The city of Tigranakert, named after Tigran the Great, is located in the Martuni region of Artsakh. The city was built in the 1st century BC. In 2008 state historical-cultural reserve has been created at the city’s excavation site where visitors can get information on the city’s centuries-old history. Numerous excavations have been carried out in the territory of Tigranakert. The excavations of 2005 revealed that Tigranakert had a bulwark fortified district like the medieval classical cities, a commercial or central district, large agricultural suburbs.
Gandzasar monastery located in the Martakert region as a unique architectural structure attracts tourists to a great extent especially for those who choose Artsakh as a tourism destination during summer. The 13-century monastery is nearby the Vank village: the monastery’s restoration works launched in 2000. The book about the history of Gandzasar translated into 11 languages, makes the tourists’ visit more accessible and easier to the monastery. The Gandzasar matenadaran named after Mesrop Mashtots, is nearby the Vank village.
Kachaghakaberd is a mountain-top fortress located between Pteretsk and Kolatak villages of Artsakh. The peak of the mountain on which the fortress is standing is especially visible on the way from Stepanakert to Gandzasar. It is located at a height of more than 1700 meters, surrounded by vertical limestone cliffs with the heights of 50–60 meters, has a hard-to-reach entrance from the southern side of the fortress.

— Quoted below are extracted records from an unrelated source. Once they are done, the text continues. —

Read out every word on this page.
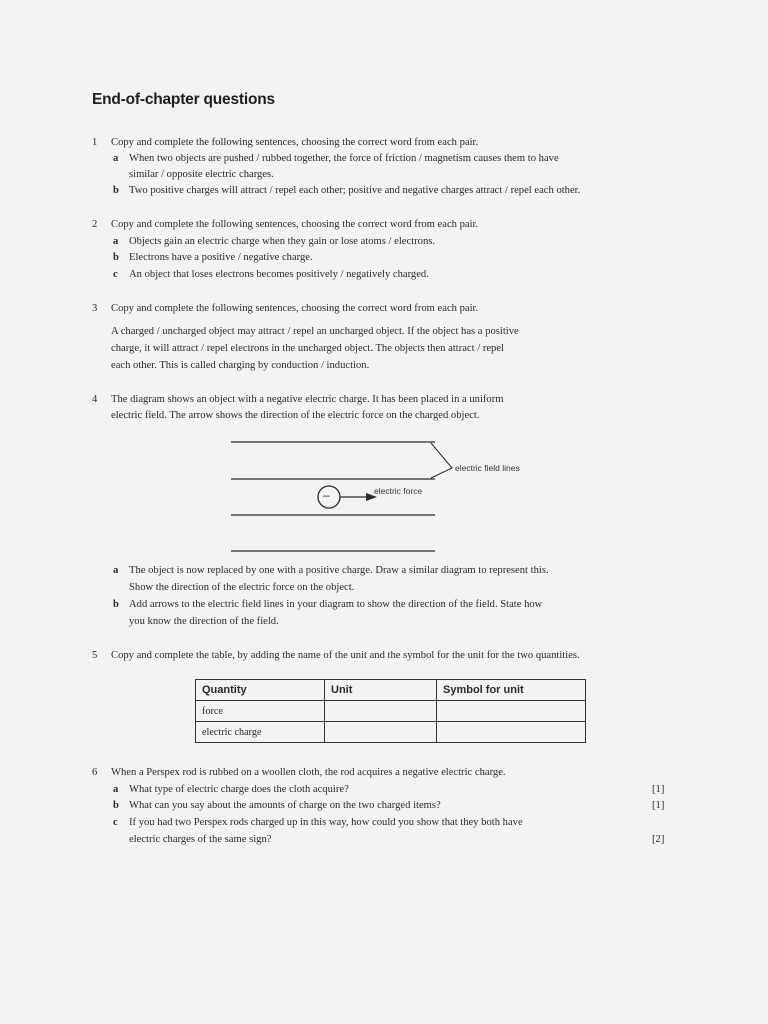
End-of-chapter questions
1 Copy and complete the following sentences, choosing the correct word from each pair.
a When two objects are pushed / rubbed together, the force of friction / magnetism causes them to have
similar / opposite electric charges.
b Two positive charges will attract / repel each other; positive and negative charges attract / repel each other.
2 Copy and complete the following sentences, choosing the correct word from each pair.
a Objects gain an electric charge when they gain or lose atoms / electrons.
b Electrons have a positive / negative charge.
c An object that loses electrons becomes positively / negatively charged.
3 Copy and complete the following sentences, choosing the correct word from each pair.
A charged / uncharged object may attract / repel an uncharged object. If the object has a positive
charge, it will attract / repel electrons in the uncharged object. The objects then attract / repel
each other. This is called charging by conduction / induction.
4 The diagram shows an object with a negative electric charge. It has been placed in a uniform
electric field. The arrow shows the direction of the electric force on the charged object.
–
electric field lines
electric force
a The object is now replaced by one with a positive charge. Draw a similar diagram to represent this.
Show the direction of the electric force on the object.
b Add arrows to the electric field lines in your diagram to show the direction of the field. State how
you know the direction of the field.
5 Copy and complete the table, by adding the name of the unit and the symbol for the unit for the two quantities.
Quantity	Unit	Symbol for unit
force		
electric charge		
6 When a Perspex rod is rubbed on a woollen cloth, the rod acquires a negative electric charge.
a What type of electric charge does the cloth acquire?	[1]
b What can you say about the amounts of charge on the two charged items?	[1]
c If you had two Perspex rods charged up in this way, how could you show that they both have
electric charges of the same sign?	[2]
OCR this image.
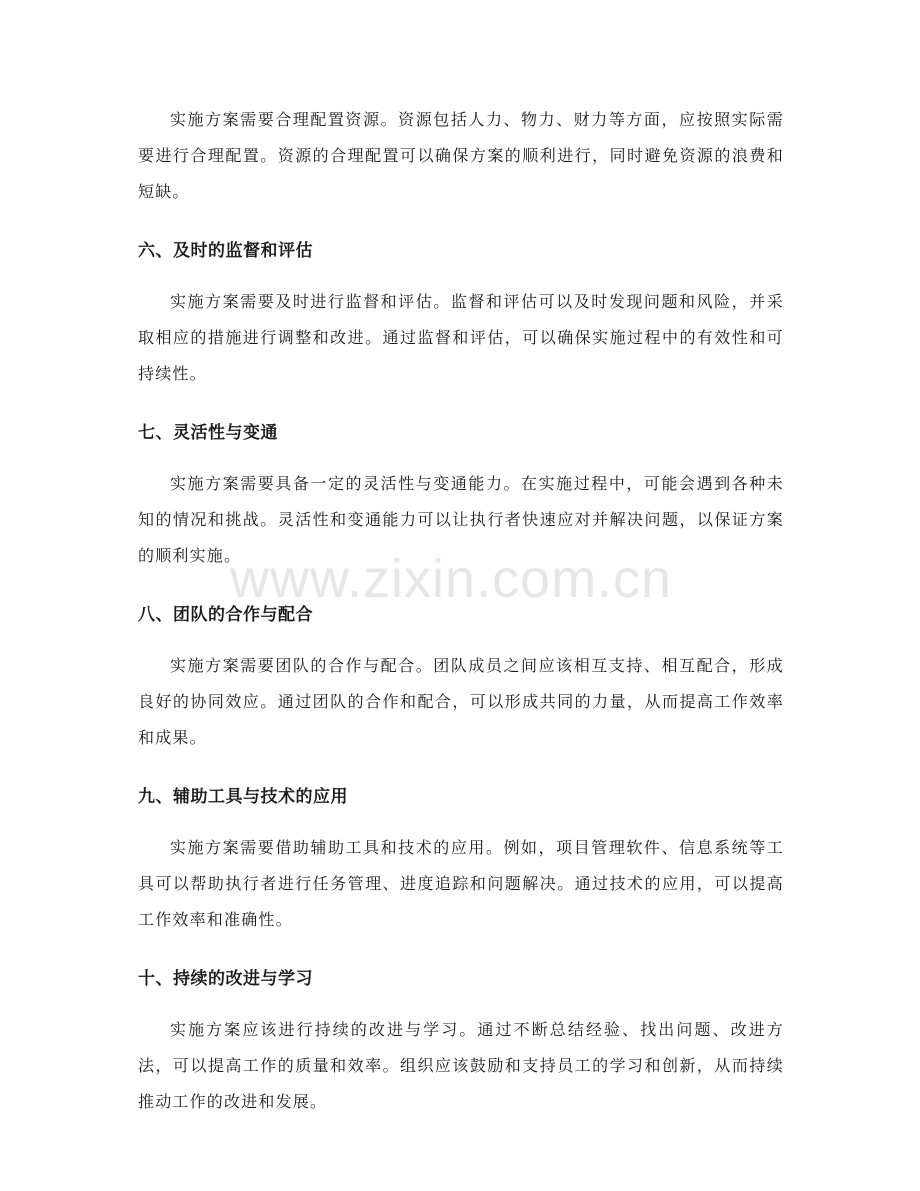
实施方案需要合理配置资源。资源包括人力、物力、财力等方面，应按照实际需要进行合理配置。资源的合理配置可以确保方案的顺利进行，同时避免资源的浪费和短缺。

六、及时的监督和评估

实施方案需要及时进行监督和评估。监督和评估可以及时发现问题和风险，并采取相应的措施进行调整和改进。通过监督和评估，可以确保实施过程中的有效性和可持续性。

七、灵活性与变通

实施方案需要具备一定的灵活性与变通能力。在实施过程中，可能会遇到各种未知的情况和挑战。灵活性和变通能力可以让执行者快速应对并解决问题，以保证方案的顺利实施。

八、团队的合作与配合

实施方案需要团队的合作与配合。团队成员之间应该相互支持、相互配合，形成良好的协同效应。通过团队的合作和配合，可以形成共同的力量，从而提高工作效率和成果。

九、辅助工具与技术的应用

实施方案需要借助辅助工具和技术的应用。例如，项目管理软件、信息系统等工具可以帮助执行者进行任务管理、进度追踪和问题解决。通过技术的应用，可以提高工作效率和准确性。

十、持续的改进与学习

实施方案应该进行持续的改进与学习。通过不断总结经验、找出问题、改进方法，可以提高工作的质量和效率。组织应该鼓励和支持员工的学习和创新，从而持续推动工作的改进和发展。

www.zixin.com.cn
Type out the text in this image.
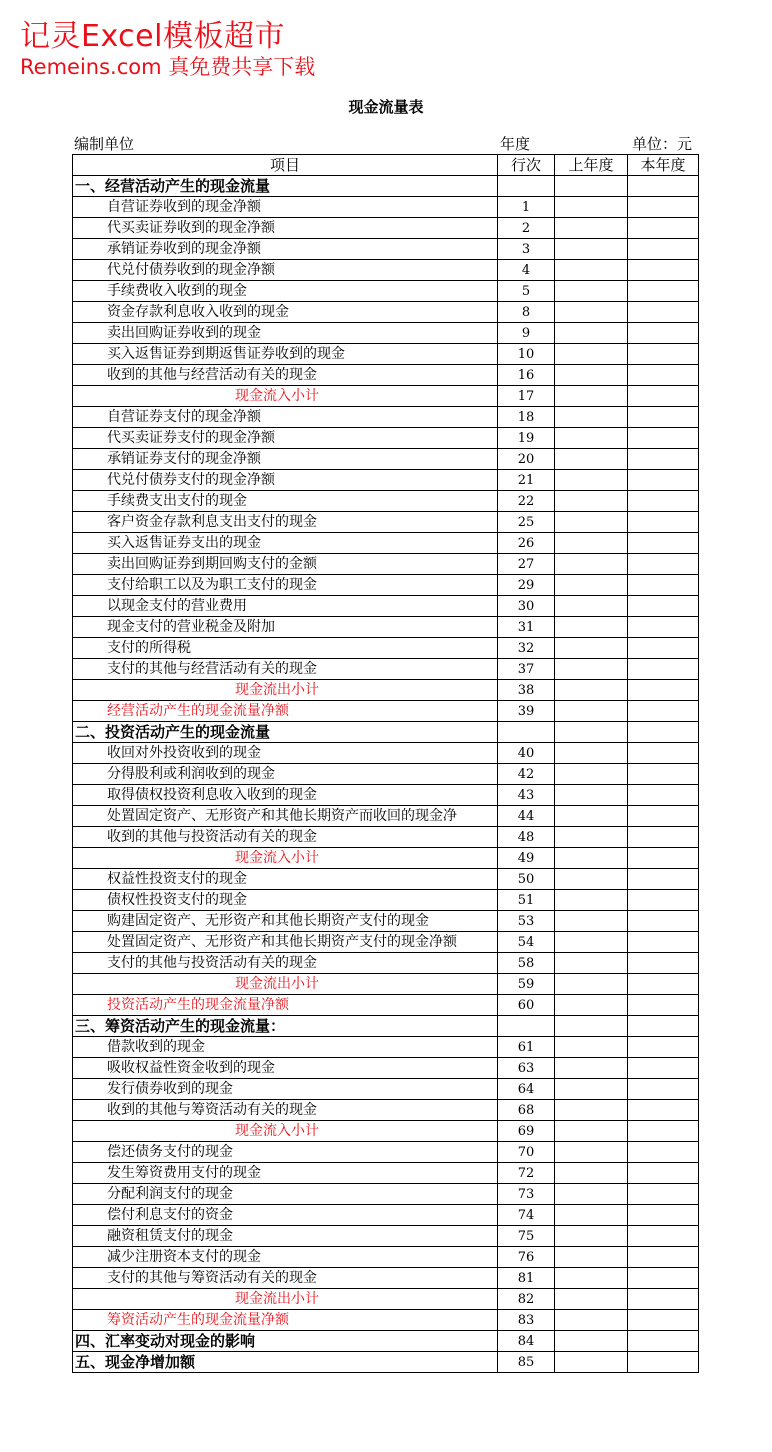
记灵Excel模板超市
Remeins.com 真免费共享下载
现金流量表
编制单位	年度	单位：元
项目	行次	上年度	本年度
一、经营活动产生的现金流量			
自营证券收到的现金净额	1		
代买卖证券收到的现金净额	2		
承销证券收到的现金净额	3		
代兑付债券收到的现金净额	4		
手续费收入收到的现金	5		
资金存款利息收入收到的现金	8		
卖出回购证券收到的现金	9		
买入返售证券到期返售证券收到的现金	10		
收到的其他与经营活动有关的现金	16		
现金流入小计	17		
自营证券支付的现金净额	18		
代买卖证券支付的现金净额	19		
承销证券支付的现金净额	20		
代兑付债券支付的现金净额	21		
手续费支出支付的现金	22		
客户资金存款利息支出支付的现金	25		
买入返售证券支出的现金	26		
卖出回购证券到期回购支付的金额	27		
支付给职工以及为职工支付的现金	29		
以现金支付的营业费用	30		
现金支付的营业税金及附加	31		
支付的所得税	32		
支付的其他与经营活动有关的现金	37		
现金流出小计	38		
经营活动产生的现金流量净额	39		
二、投资活动产生的现金流量			
收回对外投资收到的现金	40		
分得股利或利润收到的现金	42		
取得债权投资利息收入收到的现金	43		
处置固定资产、无形资产和其他长期资产而收回的现金净	44		
收到的其他与投资活动有关的现金	48		
现金流入小计	49		
权益性投资支付的现金	50		
债权性投资支付的现金	51		
购建固定资产、无形资产和其他长期资产支付的现金	53		
处置固定资产、无形资产和其他长期资产支付的现金净额	54		
支付的其他与投资活动有关的现金	58		
现金流出小计	59		
投资活动产生的现金流量净额	60		
三、筹资活动产生的现金流量：			
借款收到的现金	61		
吸收权益性资金收到的现金	63		
发行债券收到的现金	64		
收到的其他与筹资活动有关的现金	68		
现金流入小计	69		
偿还债务支付的现金	70		
发生筹资费用支付的现金	72		
分配利润支付的现金	73		
偿付利息支付的资金	74		
融资租赁支付的现金	75		
减少注册资本支付的现金	76		
支付的其他与筹资活动有关的现金	81		
现金流出小计	82		
筹资活动产生的现金流量净额	83		
四、汇率变动对现金的影响	84		
五、现金净增加额	85		
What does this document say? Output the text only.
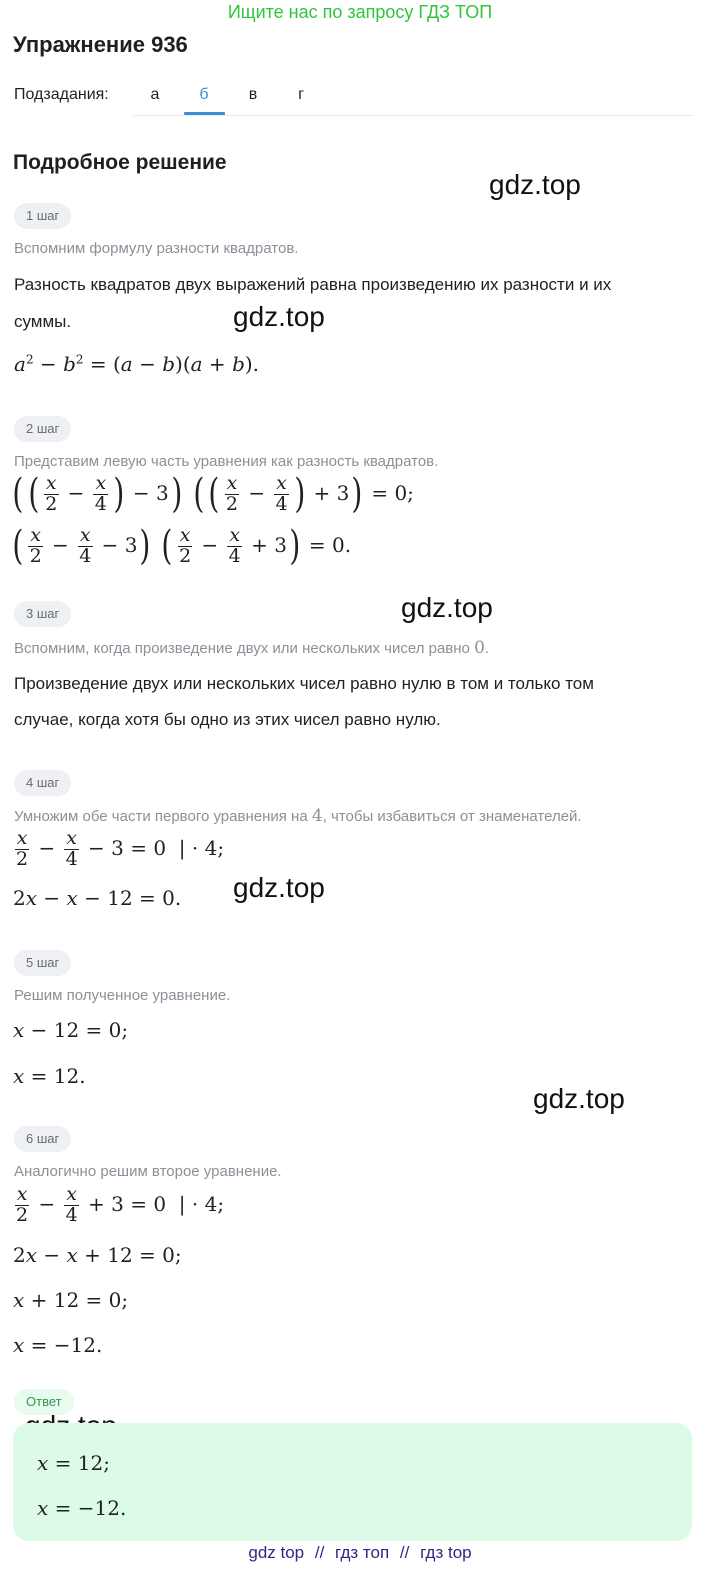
Ищите нас по запросу ГДЗ ТОП
Упражнение 936
Подзадания:	а	б	в	г
Подробное решение
gdz.top
gdz.top
gdz.top
gdz.top
gdz.top
1 шаг
Вспомним формулу разности квадратов.
Разность квадратов двух выражений равна произведению их разности и их
суммы.
$a^2 - b^2 = (a - b)(a + b)$.
2 шаг
Представим левую часть уравнения как разность квадратов.
( ( $\frac{x}{2} - \frac{x}{4}$ ) − 3) ( ( $\frac{x}{2} - \frac{x}{4}$ ) + 3) = 0;
( $\frac{x}{2} - \frac{x}{4} - 3$) ( $\frac{x}{2} - \frac{x}{4} + 3) = 0$.
3 шаг
Вспомним, когда произведение двух или нескольких чисел равно 0.
Произведение двух или нескольких чисел равно нулю в том и только том
случае, когда хотя бы одно из этих чисел равно нулю.
4 шаг
Умножим обе части первого уравнения на 4, чтобы избавиться от знаменателей.
$\frac{x}{2} - \frac{x}{4} - 3 = 0$  | · 4;
2x − x − 12 = 0.
5 шаг
Решим полученное уравнение.
x − 12 = 0;
x = 12.
6 шаг
Аналогично решим второе уравнение.
$\frac{x}{2} - \frac{x}{4} + 3 = 0$  | · 4;
2x − x + 12 = 0;
x + 12 = 0;
x = −12.
Ответ
x = 12;
x = −12.
gdz top // гдз топ // гдз top
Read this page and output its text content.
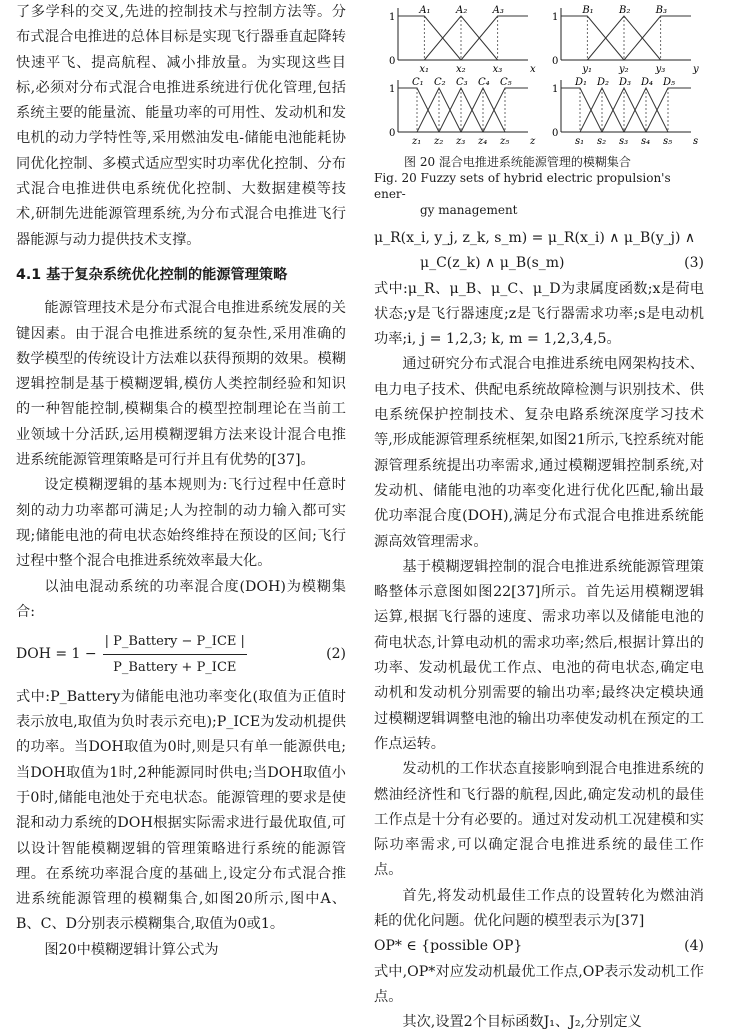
了多学科的交叉,先进的控制技术与控制方法等。分布式混合电推进的总体目标是实现飞行器垂直起降转快速平飞、提高航程、减小排放量。为实现这些目标,必须对分布式混合电推进系统进行优化管理,包括系统主要的能量流、能量功率的可用性、发动机和发电机的动力学特性等,采用燃油发电-储能电池能耗协同优化控制、多模式适应型实时功率优化控制、分布式混合电推进供电系统优化控制、大数据建模等技术,研制先进能源管理系统,为分布式混合电推进飞行器能源与动力提供技术支撑。

4.1 基于复杂系统优化控制的能源管理策略

能源管理技术是分布式混合电推进系统发展的关键因素。由于混合电推进系统的复杂性,采用准确的数学模型的传统设计方法难以获得预期的效果。模糊逻辑控制是基于模糊逻辑,模仿人类控制经验和知识的一种智能控制,模糊集合的模型控制理论在当前工业领域十分活跃,运用模糊逻辑方法来设计混合电推进系统能源管理策略是可行并且有优势的[37]。

设定模糊逻辑的基本规则为:飞行过程中任意时刻的动力功率都可满足;人为控制的动力输入都可实现;储能电池的荷电状态始终维持在预设的区间;飞行过程中整个混合电推进系统效率最大化。

以油电混动系统的功率混合度(DOH)为模糊集合:

DOH = $1 - \frac{\text{| P\_Battery − P\_ICE |}}{\text{P\_Battery + P\_ICE}}$	(2)

式中:P_Battery为储能电池功率变化(取值为正值时表示放电,取值为负时表示充电);P_ICE为发动机提供的功率。当DOH取值为0时,则是只有单一能源供电;当DOH取值为1时,2种能源同时供电;当DOH取值小于0时,储能电池处于充电状态。能源管理的要求是使混和动力系统的DOH根据实际需求进行最优取值,可以设计智能模糊逻辑的管理策略进行系统的能源管理。在系统功率混合度的基础上,设定分布式混合推进系统能源管理的模糊集合,如图20所示,图中A、B、C、D分别表示模糊集合,取值为0或1。

图20中模糊逻辑计算公式为

1
0
A₁
x₁
A₂
x₂
A₃
x₃	x
1
0
B₁
y₁
B₂
y₂
B₃
y₃	y
1
0
C₁
z₁
C₂
z₂
C₃
z₃
C₄
z₄
C₅
z₅ z
1
0
D₁
s₁
D₂
s₂
D₃
s₃
D₄
s₄
D₅
s₅ s
图 20 混合电推进系统能源管理的模糊集合
Fig. 20 Fuzzy sets of hybrid electric propulsion's ener-
gy management
μ_R(x_i, y_j, z_k, s_m) = μ_R(x_i) ∧ μ_B(y_j) ∧
μ_C(z_k) ∧ μ_B(s_m)	(3)

式中:μ_R、μ_B、μ_C、μ_D为隶属度函数;x是荷电状态;y是飞行器速度;z是飞行器需求功率;s是电动机功率;i, j = 1,2,3; k, m = 1,2,3,4,5。

通过研究分布式混合电推进系统电网架构技术、电力电子技术、供配电系统故障检测与识别技术、供电系统保护控制技术、复杂电路系统深度学习技术等,形成能源管理系统框架,如图21所示,飞控系统对能源管理系统提出功率需求,通过模糊逻辑控制系统,对发动机、储能电池的功率变化进行优化匹配,输出最优功率混合度(DOH),满足分布式混合电推进系统能源高效管理需求。

基于模糊逻辑控制的混合电推进系统能源管理策略整体示意图如图22[37]所示。首先运用模糊逻辑运算,根据飞行器的速度、需求功率以及储能电池的荷电状态,计算电动机的需求功率;然后,根据计算出的功率、发动机最优工作点、电池的荷电状态,确定电动机和发动机分别需要的输出功率;最终决定模块通过模糊逻辑调整电池的输出功率使发动机在预定的工作点运转。

发动机的工作状态直接影响到混合电推进系统的燃油经济性和飞行器的航程,因此,确定发动机的最佳工作点是十分有必要的。通过对发动机工况建模和实际功率需求,可以确定混合电推进系统的最佳工作点。

首先,将发动机最佳工作点的设置转化为燃油消耗的优化问题。优化问题的模型表示为[37]

OP* ∈ {possible OP}	(4)

式中,OP*对应发动机最优工作点,OP表示发动机工作点。

其次,设置2个目标函数J₁、J₂,分别定义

The Azokh cave is an important archaeological site which is nearby the Azokh village of Artsakh’s Hadrut region. During the excavations in 1968 the Neanderthal man's jaw was discovered, 300.000 years old. The Azokh cave is a state natural reserve which is in the spotlight of not only Armenian, but also foreign archeologists. ‘Azokh cave and the Transcaucasian corridor’ book was published in 2016 which presents the results of archeological works that lasted for over 10 years.
Dadivank monastery, 9-13th centuries, is another historical site of Artsakh located in the Dadivank village of Shahumyan region. The monastery includes also the St. Mary Cathedral the frescoes of which were cleaned and renovated by foreign specialists. According to the document signed by 16 members of the Parliamentary Assembly of the Council of Europe (PACE) on October 8, 2001, the demolition of Dadivank in Artsakh is one of the shocking facts of the Azerbaijani policy. The Armenian troops liberated Dadivank on March 31, 1993.
The mountain is located in the Hadrut region. The second name of the mountain is Ziarat. The peak of the mountain is one of the historical holy sites of Artsakh.
Janapar Trail hiking route
The Janapar Trail is a 500km (311 mile) hiking trail taking you past high mountains, over hills and through valleys and canyons, discovering many ancient monasteries. It starches from Vardenis to Hadrut region.